One of California’s Most Elusive Animals Just Showed Up on a Tahoe Trail Cam

One of California’s rarest wild residents has quietly returned to the Lake Tahoe Basin.

The California Department of Fish and Wildlife announced that a Sierra Nevada red fox was captured on trail camera video Nov. 13, 2025, in Blackwood Canyon on Tahoe’s west shore. It marks the first documented sighting in the Lake Tahoe Basin since the mid-1900s.

The Sierra Nevada red fox is considered one of the rarest carnivores in the world. Adapted to high-elevation environments, the subspecies once ranged across the Sierra crest but was believed to have disappeared from much of its historic habitat due to trapping, poisoning campaigns, and habitat changes.

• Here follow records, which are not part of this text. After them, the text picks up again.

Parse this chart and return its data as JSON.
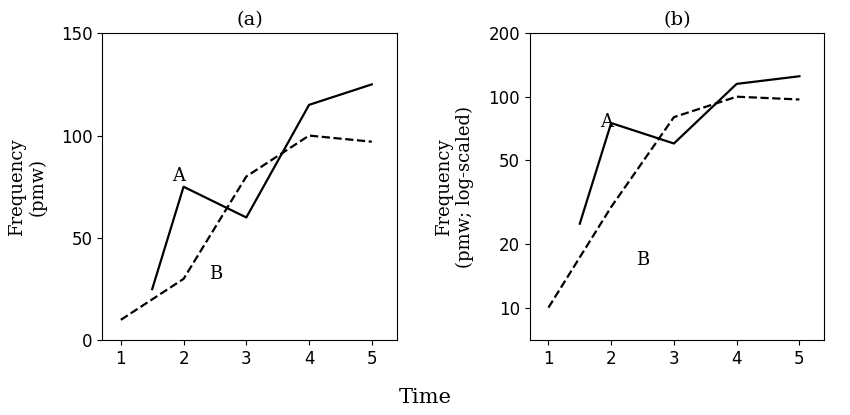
{
  "x_A": [
    1.5,
    2,
    3,
    4,
    5
  ],
  "x_B": [
    1,
    2,
    3,
    4,
    5
  ],
  "A": [
    25,
    75,
    60,
    115,
    125
  ],
  "B": [
    10,
    30,
    80,
    100,
    97
  ],
  "xlabel": "Time",
  "ylabel_a": "Frequency\n(pmw)",
  "ylabel_b": "Frequency\n(pmw; log-scaled)",
  "label_a": "(a)",
  "label_b": "(b)",
  "annotation_A_a": "A",
  "annotation_B_a": "B",
  "annotation_A_b": "A",
  "annotation_B_b": "B",
  "ylim_a": [
    0,
    150
  ],
  "yticks_a": [
    0,
    50,
    100,
    150
  ],
  "ylim_b_log": [
    7,
    200
  ],
  "yticks_b": [
    10,
    20,
    50,
    100,
    200
  ],
  "xlim": [
    0.7,
    5.4
  ],
  "xticks": [
    1,
    2,
    3,
    4,
    5
  ],
  "line_color": "#000000",
  "bg_color": "#ffffff",
  "title_fontsize": 14,
  "label_fontsize": 13,
  "tick_fontsize": 12,
  "annot_fontsize": 13
}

In 2010, biologists rediscovered a small population near Sonora Pass, sparking cautious optimism. Since then, detections have slowly expanded north toward Donner Lake and the headwaters of the North Fork American River. The new Tahoe sighting suggests the fragile population may be growing or dispersing into former range.

Because of its rarity, the Sierra Nevada red fox is listed as Threatened under the California Endangered Species Act and Endangered under the federal Endangered Species Act.

The recent detection came from a wildlife camera placed at 7,000 feet as part of the Tahoe Basin Wildlife Connectivity Study, a collaborative effort involving state and nonprofit partners.

For conservationists, the footage is more than just a rare glimpse. It is a hopeful sign that one of the Sierra’s most elusive predators may be reclaiming ground it lost decades ago.